Il recente terremoto in Mindanao ha l’epicentro tra due vulcani dormienti Mount Matutom e Mount Apo. Tra loro giace Tulunan, dove il PIME ha lavorato per anni spargendo sudore e sangue. Dopo decine di scosse forti e deboli la paura è palpabile attorno a questo invisibile epicentro per centinaia di chilometri. Le vittime non sono tante; molte case qui sono di modeste dimensioni con tetti di lamiera e le altre fatte di legno. In città, come a Kidapawan, le alte costruzioni hanno subito danni, ma anche qui insignificante il numero delle vittime. Per precauzione chiusi i negozi, le banche e le scuole che hanno subito danni. Adesso la gente fa i conti con questo nuovo inaspettato e brutale inquilino e l’unica cosa da fare è cercare di liberarsi dalla paura. Sentimento che i primi pionieri di Mindanao dovevano per forza avere se no non sarebbero certo sopravvissuti agli animali predatori e ai banditi armati che si aggiravano per le selve e le foreste allora ancora incontaminate. Con la paura hanno imparato a migliorarsi. Questo nuovo, moderno e inaspettato timore del tremore verso la giungla di asfalto e cemento porterà senz’altro, almeno si spera, a costruzioni più resistenti e antisismiche e la paura sarà, per lo meno visibilmente, un tragico ricordo solo del passato.
Una cosa naturale è che durante le scosse di terremoto i cani abbaiano e gli uomini gridano. Il grido più comune e emotivo, della gente che si stringe a se, solitamente a tre a tre, è ”GesùMariaGiuseppe !”. E qui c’è tutta un’immagine del mondo cristiano e filippino. La gente ha bisogno, per poter superare momenti come questi, di intuire perché siamo nati in questo preciso mondo e se, nelle difficili prove che si abbattono su di loro, ci sia qualche speranza a cui aggrapparsi, un amico, un protettore, una madre in più a portata di mano.
La reazione emotiva che si prova durante un terremoto si esprime nei sentimenti verso la morte che tutti abbiamo.
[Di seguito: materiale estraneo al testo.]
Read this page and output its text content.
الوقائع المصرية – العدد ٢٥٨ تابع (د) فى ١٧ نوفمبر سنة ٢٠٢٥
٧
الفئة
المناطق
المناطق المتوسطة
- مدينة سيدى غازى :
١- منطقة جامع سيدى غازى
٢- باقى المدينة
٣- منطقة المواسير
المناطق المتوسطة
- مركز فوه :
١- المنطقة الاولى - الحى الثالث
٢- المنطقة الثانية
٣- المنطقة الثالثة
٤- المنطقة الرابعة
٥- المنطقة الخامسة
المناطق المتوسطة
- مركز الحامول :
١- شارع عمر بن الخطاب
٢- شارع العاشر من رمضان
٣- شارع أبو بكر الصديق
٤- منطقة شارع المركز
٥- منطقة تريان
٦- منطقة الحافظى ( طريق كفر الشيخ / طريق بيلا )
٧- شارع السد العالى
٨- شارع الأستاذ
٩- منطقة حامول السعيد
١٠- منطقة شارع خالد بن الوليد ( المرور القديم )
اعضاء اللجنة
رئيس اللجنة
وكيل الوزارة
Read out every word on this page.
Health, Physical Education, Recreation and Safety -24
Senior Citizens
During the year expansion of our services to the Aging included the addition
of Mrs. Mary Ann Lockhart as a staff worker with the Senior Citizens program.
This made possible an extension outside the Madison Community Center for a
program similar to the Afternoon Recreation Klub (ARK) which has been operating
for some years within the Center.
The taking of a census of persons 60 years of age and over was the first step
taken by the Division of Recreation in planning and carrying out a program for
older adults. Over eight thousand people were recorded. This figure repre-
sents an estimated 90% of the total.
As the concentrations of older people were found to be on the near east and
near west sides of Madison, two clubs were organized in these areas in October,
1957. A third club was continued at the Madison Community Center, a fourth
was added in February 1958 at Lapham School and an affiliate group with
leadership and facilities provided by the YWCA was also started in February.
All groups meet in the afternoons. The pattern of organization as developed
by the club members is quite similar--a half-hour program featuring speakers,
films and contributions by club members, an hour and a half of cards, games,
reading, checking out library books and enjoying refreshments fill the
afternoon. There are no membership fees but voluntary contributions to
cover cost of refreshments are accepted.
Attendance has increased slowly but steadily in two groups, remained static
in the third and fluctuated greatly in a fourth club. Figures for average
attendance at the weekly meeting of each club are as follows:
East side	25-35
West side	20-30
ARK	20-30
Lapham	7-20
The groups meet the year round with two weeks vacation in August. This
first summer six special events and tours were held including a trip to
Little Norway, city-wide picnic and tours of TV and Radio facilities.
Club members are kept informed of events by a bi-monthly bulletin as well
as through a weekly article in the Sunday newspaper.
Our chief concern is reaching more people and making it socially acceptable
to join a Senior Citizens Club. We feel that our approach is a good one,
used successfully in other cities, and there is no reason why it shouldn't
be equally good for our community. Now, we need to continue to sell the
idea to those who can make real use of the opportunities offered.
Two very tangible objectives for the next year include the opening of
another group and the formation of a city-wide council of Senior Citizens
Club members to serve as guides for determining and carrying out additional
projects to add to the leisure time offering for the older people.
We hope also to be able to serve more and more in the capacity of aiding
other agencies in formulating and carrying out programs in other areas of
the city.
Il senso della finitudine, quello della precarietà. Si nasce poi si muore, cioè ad un certo punto si capisce che bisogna prima o poi morire. Così fra un paio di giorni tutti andranno in cimitero a visitare le tombe dei loro cari defunti, non più presenti su questa terra che trema, e lo stress post terremoto nell’attesa della prossima scossa, sarà forse meglio affrontato. Matutom e Apo permettendo.